Ticks transmit the greater variety of pathogens of public and veterinary health importance. The diversity of tick-borne pathogens in the Caribbean is little known. We report here on the detection of tick-borne pathogens in individual Caribbean ticks by using a combination of NGS and high-throughput microfluidic real-time PCRs. Of 27,544 NGS contigs generated from 588 ticks collected in Guadeloupe and Martinique (Amblyomma variegatum, Rhipicephalus microplus), 1, 2 and 30% matched viral, bacterial and parasitic sequences, respectively. No known pathogenic viruses were detected. However, four new viruses were discovered, of which, one is a suspected human pathogen.
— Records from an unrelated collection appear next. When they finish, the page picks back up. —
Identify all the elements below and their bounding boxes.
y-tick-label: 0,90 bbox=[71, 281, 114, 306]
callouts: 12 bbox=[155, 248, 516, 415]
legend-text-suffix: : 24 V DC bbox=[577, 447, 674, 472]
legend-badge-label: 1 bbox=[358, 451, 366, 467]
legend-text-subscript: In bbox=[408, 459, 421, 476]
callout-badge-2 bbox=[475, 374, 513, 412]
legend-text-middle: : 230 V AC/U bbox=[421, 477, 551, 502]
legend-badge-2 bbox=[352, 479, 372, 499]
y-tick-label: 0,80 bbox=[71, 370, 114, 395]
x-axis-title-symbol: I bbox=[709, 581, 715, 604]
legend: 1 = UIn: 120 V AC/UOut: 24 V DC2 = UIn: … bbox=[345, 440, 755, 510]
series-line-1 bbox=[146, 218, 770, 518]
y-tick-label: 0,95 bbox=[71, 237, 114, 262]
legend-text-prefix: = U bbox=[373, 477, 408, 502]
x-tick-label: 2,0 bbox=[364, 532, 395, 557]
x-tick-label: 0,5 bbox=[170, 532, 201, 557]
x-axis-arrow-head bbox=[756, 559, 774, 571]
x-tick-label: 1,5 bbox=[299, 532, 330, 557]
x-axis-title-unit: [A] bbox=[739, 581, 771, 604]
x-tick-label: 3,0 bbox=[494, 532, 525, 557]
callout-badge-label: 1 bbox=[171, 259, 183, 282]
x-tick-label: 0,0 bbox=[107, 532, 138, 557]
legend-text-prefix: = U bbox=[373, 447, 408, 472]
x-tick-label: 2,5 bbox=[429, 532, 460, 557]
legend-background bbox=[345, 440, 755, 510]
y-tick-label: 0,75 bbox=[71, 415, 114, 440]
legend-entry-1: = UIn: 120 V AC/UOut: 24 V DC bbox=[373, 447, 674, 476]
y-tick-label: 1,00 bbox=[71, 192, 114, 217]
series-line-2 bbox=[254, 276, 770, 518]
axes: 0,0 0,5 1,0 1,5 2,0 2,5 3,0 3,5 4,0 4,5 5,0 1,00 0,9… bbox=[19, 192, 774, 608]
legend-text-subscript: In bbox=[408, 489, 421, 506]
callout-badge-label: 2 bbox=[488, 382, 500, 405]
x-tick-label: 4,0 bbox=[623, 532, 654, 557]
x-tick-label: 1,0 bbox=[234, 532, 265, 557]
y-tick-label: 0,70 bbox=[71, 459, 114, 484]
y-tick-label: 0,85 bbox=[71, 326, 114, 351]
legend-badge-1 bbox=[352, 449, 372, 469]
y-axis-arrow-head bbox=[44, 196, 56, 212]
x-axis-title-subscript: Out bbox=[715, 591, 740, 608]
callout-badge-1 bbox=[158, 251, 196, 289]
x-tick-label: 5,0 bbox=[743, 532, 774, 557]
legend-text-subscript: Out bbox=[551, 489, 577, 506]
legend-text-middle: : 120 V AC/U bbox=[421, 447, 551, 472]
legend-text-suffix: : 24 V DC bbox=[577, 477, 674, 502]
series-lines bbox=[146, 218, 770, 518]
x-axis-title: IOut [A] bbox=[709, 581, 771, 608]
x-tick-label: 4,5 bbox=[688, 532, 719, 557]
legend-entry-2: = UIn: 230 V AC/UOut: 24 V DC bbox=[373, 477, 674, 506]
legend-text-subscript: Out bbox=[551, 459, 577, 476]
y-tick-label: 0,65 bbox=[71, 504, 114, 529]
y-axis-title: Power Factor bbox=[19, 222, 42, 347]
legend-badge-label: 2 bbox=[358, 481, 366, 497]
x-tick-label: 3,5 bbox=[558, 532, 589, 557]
Five bacterial genus were identified: Rickettsia, Coxiella, Anaplasma, Borrelia and Ehrlichia. At the species level, only Rickettsia africae (human) and Anaplasma marginale (bovine) were consistently detected. Two parasite genus were found, Babesia and Theileria, but only Babesia bigemina, a bovine pathogen was further identified. The prevalence of tick-borne pathogens was determined using the BioMarkTM dynamic arrays allowing the simultaneous detection of 30 bacterial, 17 parasitic and 22 viral species in 94 individual ticks. Of the four interesting viruses found by NGS, one was preferentially found in Amblyomma (23%) while the others were preferentially in Rhipicephalus (30-90%, no differences between Guadeloupe and Martinique). Rickettsia africae (96% Amblyomma), Ehrlichia ruminantium (5.1% Amblyomma) and Anaplasma marginale (4 to 40% Rhipicephalus) were the most detected bacteria. Babesia bigemina (1 to 12% Rhipicephalus) and Babesia bovis (0.7% Rhipicephalus), Theleria velifera (25% Rhipicephalus and 42% Amblyomma) and Theleria mutans (1.5-2% in both ticks), all pathogens of bovine, were also identified. Co-infections were frequent, with more than 10% and 2% of the ticks hosting 2 and 3 pathogens, respectively. Eleven and one ticks were infected with 4 and 5 different pathogens, respectively. These results support the importance of these arthropods in terms of public and veterinary health.